I tried not adding 'values' (an array of structure) to the table description Also tried without the 'values' in input file as well as table creation statement. There are no errors with this approach but as one can anticipate, only 1 entry gets into the table and everything else goes as null. Hive considers it as a single record which causes this issue.
我尝试简化输入以选择较少的字段,但在检索信息时仍然遇到相同的错误.非常感谢您在这方面的任何帮助.

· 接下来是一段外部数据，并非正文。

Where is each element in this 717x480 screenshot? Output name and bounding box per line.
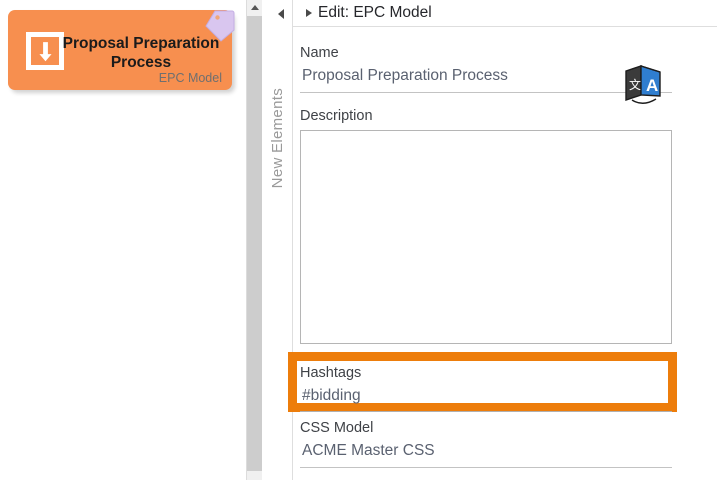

I tried simplifying the input to select lesser fields, but still get the same error on retrieving the information. Any help in this regard is truly appreciated.
还使用 Notepad ++ JSON 插件确保 JSON 字符串有效.任何帮助都得到真正的感谢.
Also ensured that the JSON string is valid using the Notepad ++ JSON plugin. Any help is truly appreaciated.
推荐答案
问题在于输入文件末尾的换行符.确保我消除了数据末尾的任何字符解决了问题.
The problem was a newline at the end of the input file. Making sure that I elimiated any characters at the end of the data resolved the issue.
这篇关于将 Linkedin JSON 响应加载到 HIVE的文章就介绍到这了,希望我们推荐的答案对大家有所帮助,也希望大家多多支持IT屋!